With the unexpected cut in repo rate, there are murmurs that RBI’s monetary easing stance is likley to continue. V Srinivasan executive Director, Corporate Banking at Axis Bank says the stance will be maintained for next 6-8 quarters with policy rates nearing 7 percent in next 3-4 quarters.
Speaking to CNBC-TV18, Srinivasan says bond yields will soften by 50-77 bps, but deposit rates can’t match the fall. Despite RBI notification on Monday, banks have not been able to lower deposit rates or base rate, which was expected post the policy rate cut. ‘Base rate cut will depend on deposit rate behaviour,” Srinivasan said while speaking to Adrian Mowat, JP Morgan’s Chief Asian & Emerging Equity Strategist on CNBC-TV18.
Below is the transcript of V Srinivasan & Adrian Mowat’s interview on CNBC-TV18.
Mowat: As we are on the subjects of interest rates coming down, what is your expectation for how low rates could move in India?
Srinivasan: We need to look at it from two dimensions. One if you look at market oriented rates which is said as risk free rate in terms of the government securities as well as corporate bonds, that is been pricing in rate cuts for some months now. The rate cut is just a reinforcement considering that the governor had said he would start cutting until he is convinced there is no looking back. This monitory easing stance is likely to continue for the next at least 6-8 quarters. We are looking at rates going much lower at least on the capital market side that is bonds whether it is a government securities or corporate bonds.
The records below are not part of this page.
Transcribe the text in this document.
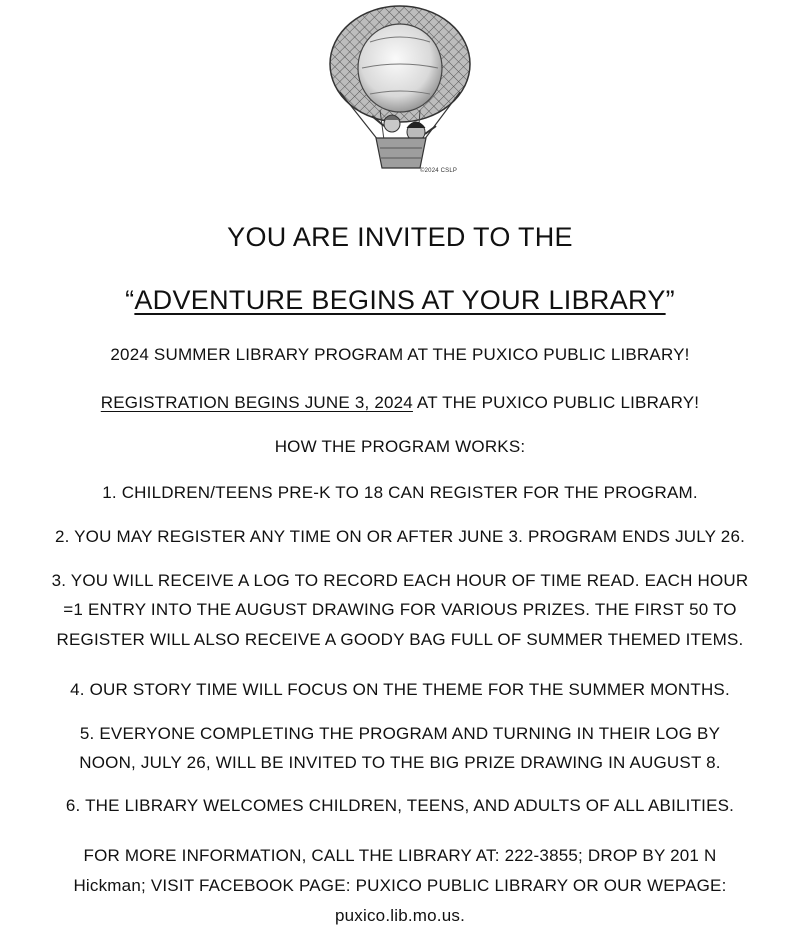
©2024 CSLP
YOU ARE INVITED TO THE
“ADVENTURE BEGINS AT YOUR LIBRARY”
2024 SUMMER LIBRARY PROGRAM AT THE PUXICO PUBLIC LIBRARY!
REGISTRATION BEGINS JUNE 3, 2024 AT THE PUXICO PUBLIC LIBRARY!
HOW THE PROGRAM WORKS:
1. CHILDREN/TEENS PRE-K TO 18 CAN REGISTER FOR THE PROGRAM.
2. YOU MAY REGISTER ANY TIME ON OR AFTER JUNE 3. PROGRAM ENDS JULY 26.
3. YOU WILL RECEIVE A LOG TO RECORD EACH HOUR OF TIME READ. EACH HOUR
=1 ENTRY INTO THE AUGUST DRAWING FOR VARIOUS PRIZES. THE FIRST 50 TO
REGISTER WILL ALSO RECEIVE A GOODY BAG FULL OF SUMMER THEMED ITEMS.
4. OUR STORY TIME WILL FOCUS ON THE THEME FOR THE SUMMER MONTHS.
5. EVERYONE COMPLETING THE PROGRAM AND TURNING IN THEIR LOG BY
NOON, JULY 26, WILL BE INVITED TO THE BIG PRIZE DRAWING IN AUGUST 8.
6. THE LIBRARY WELCOMES CHILDREN, TEENS, AND ADULTS OF ALL ABILITIES.
FOR MORE INFORMATION, CALL THE LIBRARY AT: 222-3855; DROP BY 201 N
Hickman; VISIT FACEBOOK PAGE: PUXICO PUBLIC LIBRARY OR OUR WEPAGE:
puxico.lib.mo.us.
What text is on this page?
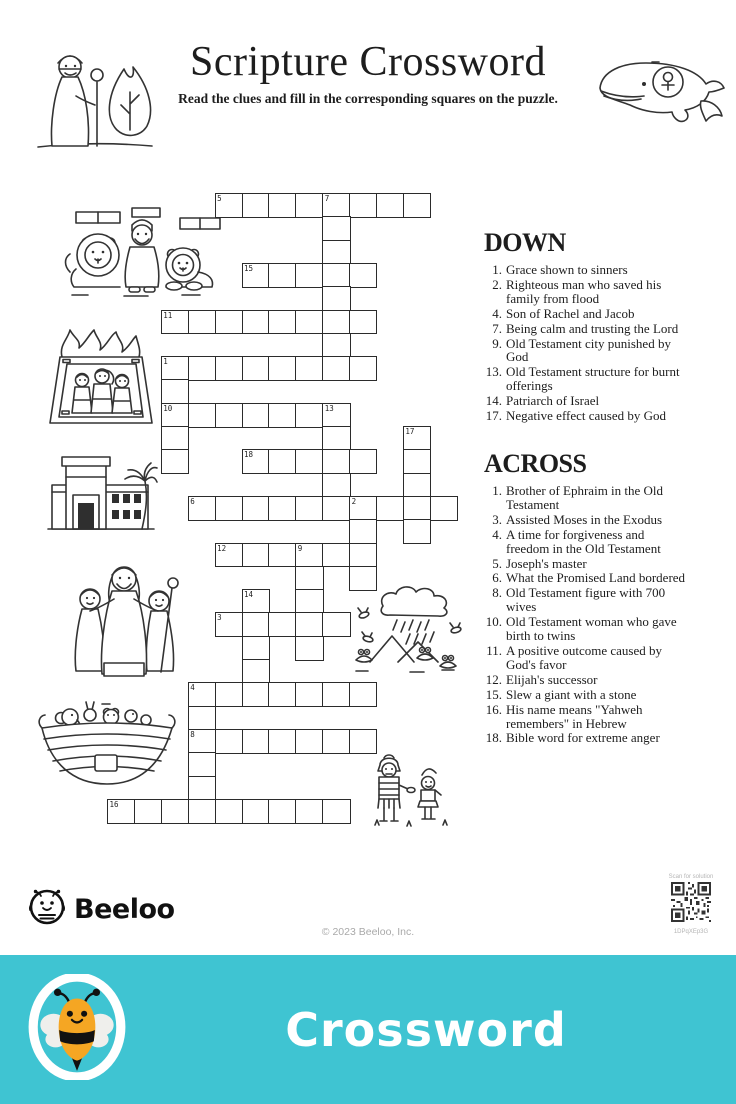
Scripture Crossword
Read the clues and fill in the corresponding squares on the puzzle.
5	7
15
11
1
10	13
17
18
6	2
12	9
14
3
4
8
16
DOWN
1. Grace shown to sinners
2. Righteous man who saved his family from flood
4. Son of Rachel and Jacob
7. Being calm and trusting the Lord
9. Old Testament city punished by God
13. Old Testament structure for burnt offerings
14. Patriarch of Israel
17. Negative effect caused by God
ACROSS
1. Brother of Ephraim in the Old Testament
3. Assisted Moses in the Exodus
4. A time for forgiveness and freedom in the Old Testament
5. Joseph's master
6. What the Promised Land bordered
8. Old Testament figure with 700 wives
10. Old Testament woman who gave birth to twins
11. A positive outcome caused by God's favor
12. Elijah's successor
15. Slew a giant with a stone
16. His name means "Yahweh remembers" in Hebrew
18. Bible word for extreme anger
Beeloo
© 2023 Beeloo, Inc.
Scan for solution
1DPqXEp3G
Crossword
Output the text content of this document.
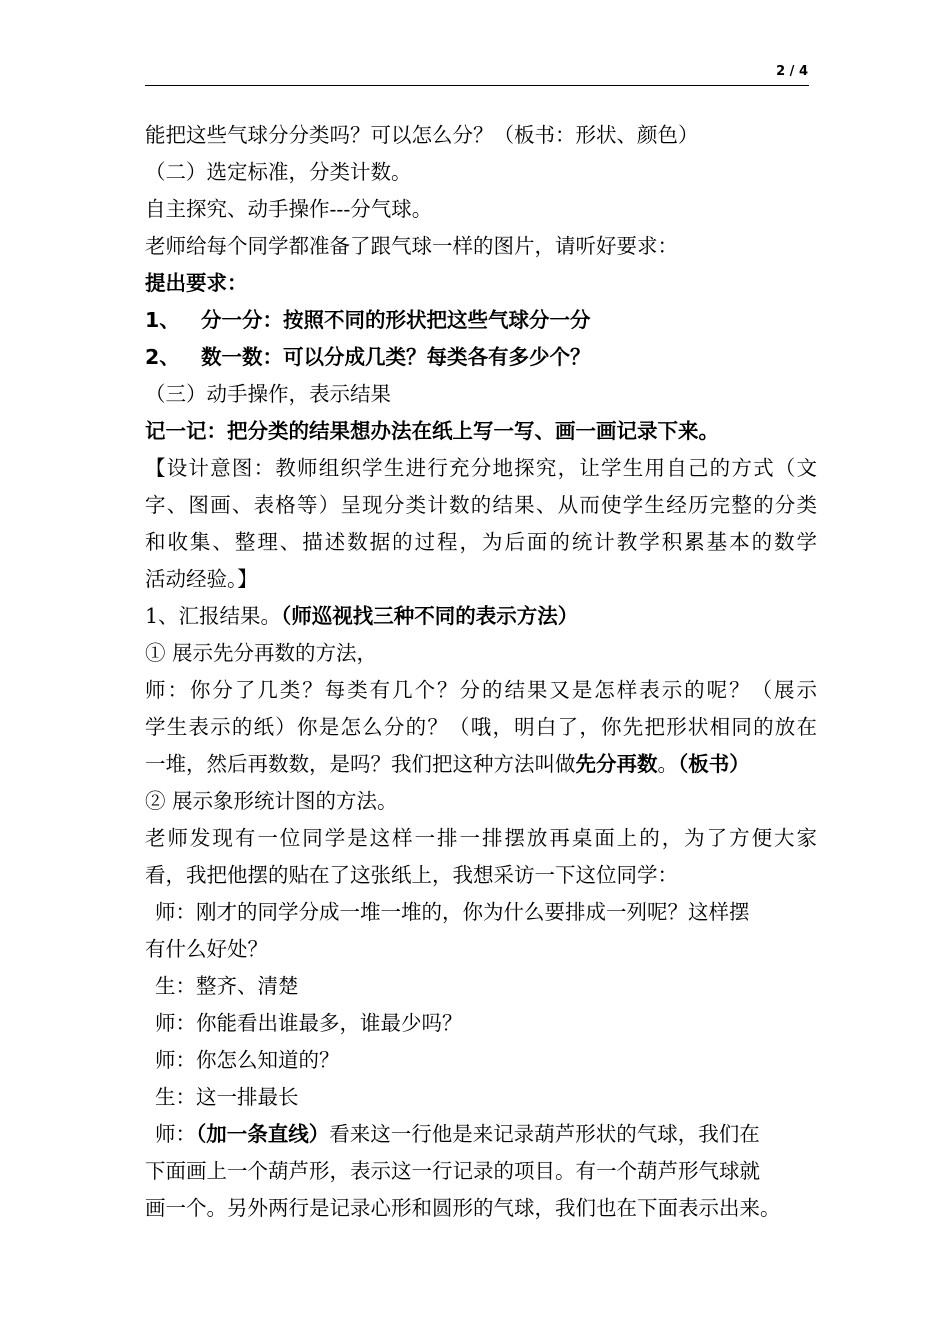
2 / 4
能把这些气球分分类吗？可以怎么分？（板书：形状、颜色）
（二）选定标准，分类计数。
自主探究、动手操作---分气球。
老师给每个同学都准备了跟气球一样的图片，请听好要求：
提出要求：
1、 分一分：按照不同的形状把这些气球分一分
2、 数一数：可以分成几类？每类各有多少个？
（三）动手操作，表示结果
记一记：把分类的结果想办法在纸上写一写、画一画记录下来。
【设计意图：教师组织学生进行充分地探究，让学生用自己的方式（文
字、图画、表格等）呈现分类计数的结果、从而使学生经历完整的分类
和收集、整理、描述数据的过程，为后面的统计教学积累基本的数学
活动经验。】
1、汇报结果。（师巡视找三种不同的表示方法）
① 展示先分再数的方法，
师：你分了几类？每类有几个？分的结果又是怎样表示的呢？（展示
学生表示的纸）你是怎么分的？（哦，明白了，你先把形状相同的放在
一堆，然后再数数，是吗？我们把这种方法叫做先分再数。（板书）
② 展示象形统计图的方法。
老师发现有一位同学是这样一排一排摆放再桌面上的，为了方便大家
看，我把他摆的贴在了这张纸上，我想采访一下这位同学：
师：刚才的同学分成一堆一堆的，你为什么要排成一列呢？这样摆
有什么好处？
生：整齐、清楚
师：你能看出谁最多，谁最少吗？
师：你怎么知道的？
生：这一排最长
师：（加一条直线）看来这一行他是来记录葫芦形状的气球，我们在
下面画上一个葫芦形，表示这一行记录的项目。有一个葫芦形气球就
画一个。另外两行是记录心形和圆形的气球，我们也在下面表示出来。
In terms of deposit rate itself, it is a function of overall demand. If you look at the quarter we are in, which is Q4, you are looking at credit offtake being a lot higher. You are looking at some regulations which are come in terms of liquidity coverage ratio (LCR) and other issues which have been effective through this quarter. So you are looking at deposit rates, possibly not coming down on the same pace as bonds, at least through this quarter. But it should ease. As we go into the new financial year you will see this easing gaining further momentum and lending rates would follow. So, you are looking at overall bond yields going at least another 50-75 basis points lower over the course of this cycle.
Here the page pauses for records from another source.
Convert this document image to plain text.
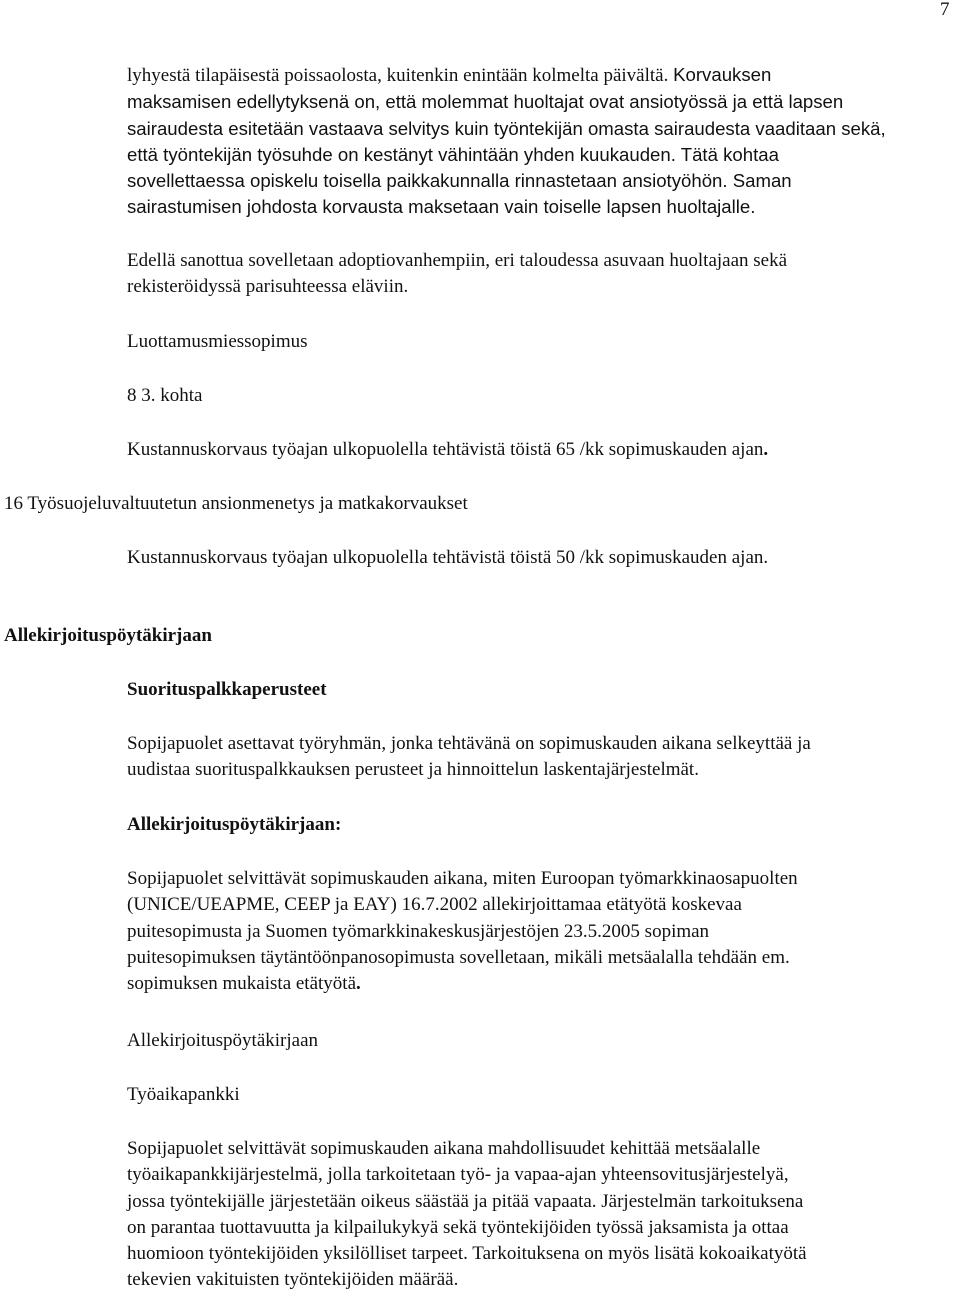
7
lyhyestä tilapäisestä poissaolosta, kuitenkin enintään kolmelta päivältä. Korvauksen
maksamisen edellytyksenä on, että molemmat huoltajat ovat ansiotyössä ja että lapsen
sairaudesta esitetään vastaava selvitys kuin työntekijän omasta sairaudesta vaaditaan sekä,
että työntekijän työsuhde on kestänyt vähintään yhden kuukauden. Tätä kohtaa
sovellettaessa opiskelu toisella paikkakunnalla rinnastetaan ansiotyöhön. Saman
sairastumisen johdosta korvausta maksetaan vain toiselle lapsen huoltajalle.
Edellä sanottua sovelletaan adoptiovanhempiin, eri taloudessa asuvaan huoltajaan sekä
rekisteröidyssä parisuhteessa eläviin.
Luottamusmiessopimus
8 3. kohta
Kustannuskorvaus työajan ulkopuolella tehtävistä töistä 65 /kk sopimuskauden ajan.
16 Työsuojeluvaltuutetun ansionmenetys ja matkakorvaukset
Kustannuskorvaus työajan ulkopuolella tehtävistä töistä 50 /kk sopimuskauden ajan.
Allekirjoituspöytäkirjaan
Suorituspalkkaperusteet
Sopijapuolet asettavat työryhmän, jonka tehtävänä on sopimuskauden aikana selkeyttää ja
uudistaa suorituspalkkauksen perusteet ja hinnoittelun laskentajärjestelmät.
Allekirjoituspöytäkirjaan:
Sopijapuolet selvittävät sopimuskauden aikana, miten Euroopan työmarkkinaosapuolten
(UNICE/UEAPME, CEEP ja EAY) 16.7.2002 allekirjoittamaa etätyötä koskevaa
puitesopimusta ja Suomen työmarkkinakeskusjärjestöjen 23.5.2005 sopiman
puitesopimuksen täytäntöönpanosopimusta sovelletaan, mikäli metsäalalla tehdään em.
sopimuksen mukaista etätyötä.
Allekirjoituspöytäkirjaan
Työaikapankki
Sopijapuolet selvittävät sopimuskauden aikana mahdollisuudet kehittää metsäalalle
työaikapankkijärjestelmä, jolla tarkoitetaan työ- ja vapaa-ajan yhteensovitusjärjestelyä,
jossa työntekijälle järjestetään oikeus säästää ja pitää vapaata. Järjestelmän tarkoituksena
on parantaa tuottavuutta ja kilpailukykyä sekä työntekijöiden työssä jaksamista ja ottaa
huomioon työntekijöiden yksilölliset tarpeet. Tarkoituksena on myös lisätä kokoaikatyötä
tekevien vakituisten työntekijöiden määrää.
CNBC-TV18: When do you see the first base rate cuts by the big boys? One or two smaller banks have cut but the top five, when will you all cut?
Srinivasan: As I said it is a function of cost of funds and we got to see how deposit rates behave. As of now deposit rates have been sticky at levels.
CNBC-TV18: Why aren’t you all cutting deposit rates?
Srinivasan: This is a quarter in which credit off take is higher, bank loans tend to be higher than any of the other previous quarters and therefore need for liquidity for the banks itself is higher. So, it is going to be a function of what is the liquidity in each of the bank and how exactly they are going to finance it.
Mowat: There is concern out that India need to accelerate the pace of deposit growth. Do you think that part of the story here is that it is difficult to push down deposit rates when we will need fair amount of deposit growth in order to have the lending growth that India needs to grow at 7 percent?
Srinivasan: I agree it, if you look at even what the monetary easing is done is if you look at bonds as well as commercial deposits (CDs) their rates are much lower than deposit rates. With the result that you are finding it difficult to borrow through other instruments and deposits tend to be a favour instruments on the part of retail customers and banks need that liquidity and we are trying to make sure our deposit growths keep pace.
The big thing has been that credit growth has been fairly lack luster over the first three quarters and to that extent need for liquidity at deposits has been lower. If that starts ticking up the banks would need the liquidity and deposits growth needs to keep pace with that. In that background where the deposits rates can come off sharply is a mood point.